04.06.2024 · IWW-Abrufnummer 241816
Kammergericht Berlin: Beschluss vom 30.04.2024 – 5 AR 8/24
Diese Entscheidung enthält keinen zur Veröffentlichung bestimmten Leitsatz.
Kammergericht Berlin
Beschluss vom 30.04.2024
Tenor:
I. Die Erinnerung des Erinnerungsführers gegen den Kostenansatz vom 04.03.2024 (zum Kassenzeichen ...; Rechnungsdatum/Sollstellung 05.03.2024) wird zurückgewiesen.

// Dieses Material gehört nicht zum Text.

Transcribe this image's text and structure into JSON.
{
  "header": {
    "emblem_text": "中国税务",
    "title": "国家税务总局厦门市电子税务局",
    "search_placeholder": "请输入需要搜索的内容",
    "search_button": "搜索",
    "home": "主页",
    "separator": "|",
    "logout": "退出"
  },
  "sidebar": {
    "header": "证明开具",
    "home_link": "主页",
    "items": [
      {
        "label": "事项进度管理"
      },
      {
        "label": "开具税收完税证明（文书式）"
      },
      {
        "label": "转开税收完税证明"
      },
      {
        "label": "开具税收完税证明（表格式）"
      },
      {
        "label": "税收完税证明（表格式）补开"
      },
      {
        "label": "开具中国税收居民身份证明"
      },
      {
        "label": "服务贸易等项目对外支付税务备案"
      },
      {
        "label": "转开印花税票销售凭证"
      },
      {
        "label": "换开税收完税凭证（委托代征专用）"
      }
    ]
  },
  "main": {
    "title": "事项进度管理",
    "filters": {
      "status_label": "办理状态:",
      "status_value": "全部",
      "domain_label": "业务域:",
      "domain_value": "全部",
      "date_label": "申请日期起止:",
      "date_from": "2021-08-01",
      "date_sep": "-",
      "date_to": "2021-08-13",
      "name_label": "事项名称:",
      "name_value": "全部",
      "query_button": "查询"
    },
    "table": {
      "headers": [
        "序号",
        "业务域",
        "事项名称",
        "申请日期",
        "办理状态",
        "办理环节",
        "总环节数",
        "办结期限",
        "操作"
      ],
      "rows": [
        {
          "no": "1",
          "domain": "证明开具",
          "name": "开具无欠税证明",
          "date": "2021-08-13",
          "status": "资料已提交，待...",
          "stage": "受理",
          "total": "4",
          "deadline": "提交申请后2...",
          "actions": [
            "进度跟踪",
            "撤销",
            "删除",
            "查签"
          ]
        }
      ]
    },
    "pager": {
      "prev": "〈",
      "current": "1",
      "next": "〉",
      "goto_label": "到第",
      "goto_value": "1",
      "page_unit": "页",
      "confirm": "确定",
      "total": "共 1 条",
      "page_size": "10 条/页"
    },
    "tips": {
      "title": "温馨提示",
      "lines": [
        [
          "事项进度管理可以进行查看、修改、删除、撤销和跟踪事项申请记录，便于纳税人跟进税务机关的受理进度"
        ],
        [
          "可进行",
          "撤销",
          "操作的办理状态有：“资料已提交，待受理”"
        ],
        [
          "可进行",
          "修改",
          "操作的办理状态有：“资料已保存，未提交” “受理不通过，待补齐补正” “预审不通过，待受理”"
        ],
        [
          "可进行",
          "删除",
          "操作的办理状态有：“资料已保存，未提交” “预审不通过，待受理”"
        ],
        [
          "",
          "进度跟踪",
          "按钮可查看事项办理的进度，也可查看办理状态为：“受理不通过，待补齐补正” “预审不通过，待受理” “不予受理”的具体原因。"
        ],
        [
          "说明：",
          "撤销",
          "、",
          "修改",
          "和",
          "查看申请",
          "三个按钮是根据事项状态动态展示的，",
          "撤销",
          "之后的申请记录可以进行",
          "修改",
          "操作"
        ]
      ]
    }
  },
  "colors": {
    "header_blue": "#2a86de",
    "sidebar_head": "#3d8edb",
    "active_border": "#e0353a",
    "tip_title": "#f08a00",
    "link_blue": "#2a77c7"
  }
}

II. Das Verfahren ist gerichtsgebührenfrei. Außergerichtliche Kosten werden nicht erstattet.
Gründe
1
A. Mit Schriftsatz vom 09.02.2024, beim Kammergericht eingegangen am selben Tage und dort zum Geschäftszeichen 19 U 9/24 geführt, hat der Erinnerungsführer erklärt, für die Beklagte Berufung gegen ein Urteil des Landgerichts Berlin vom 05.01.2024 zum Geschäftszeichen 53 O 49/23 einzulegen. In demselben Schriftsatz hat er zugleich beantragt, ihm kurzfristig Akteneinsicht zu gewähren durch Übersendung der Akte in seine Kanzlei. Mit Verfügung vom 04.03.2024 hat der Vorsitzende des 19. Zivilsenats Akteneinsicht wie beantragt bewilligt. Noch am 04.03.2024 hat die Geschäftsstelle des 19. Zivilsenats verfügt, die Akte an den Erinnerungsführer zu versenden, und dies ihm in einem Anschreiben vom selben Tage mitgeteilt.2
Mit Kostenansatz vom 04.03.2024 (zum Kassenzeichen ...; Rechnungsdatum/Sollstellung 05.03.2024) ist dem dort als Kostenschuldner benannten Erinnerungsführer hierfür eine Aktenversendungspauschale nach Nr. 9003 GKG-KV in Höhe von 12,- Euro in Rechnung gestellt worden.
3
Mit Schriftsatz vom 07.03.2024, beim Kammergericht eingegangen am selben Tage, hat der Erinnerungsführer erklärt, für die Beklagte die Berufung zurückzunehmen. Ferner hat er in diesem Schriftsatz erklärt, die beantragte Gewährung auf Akteneinsicht könne aufgrund der Berufungsrücknahme als gegenstandslos angesehen werden; er hat hinzugesetzt, die Akte bislang auch nicht erhalten zu haben.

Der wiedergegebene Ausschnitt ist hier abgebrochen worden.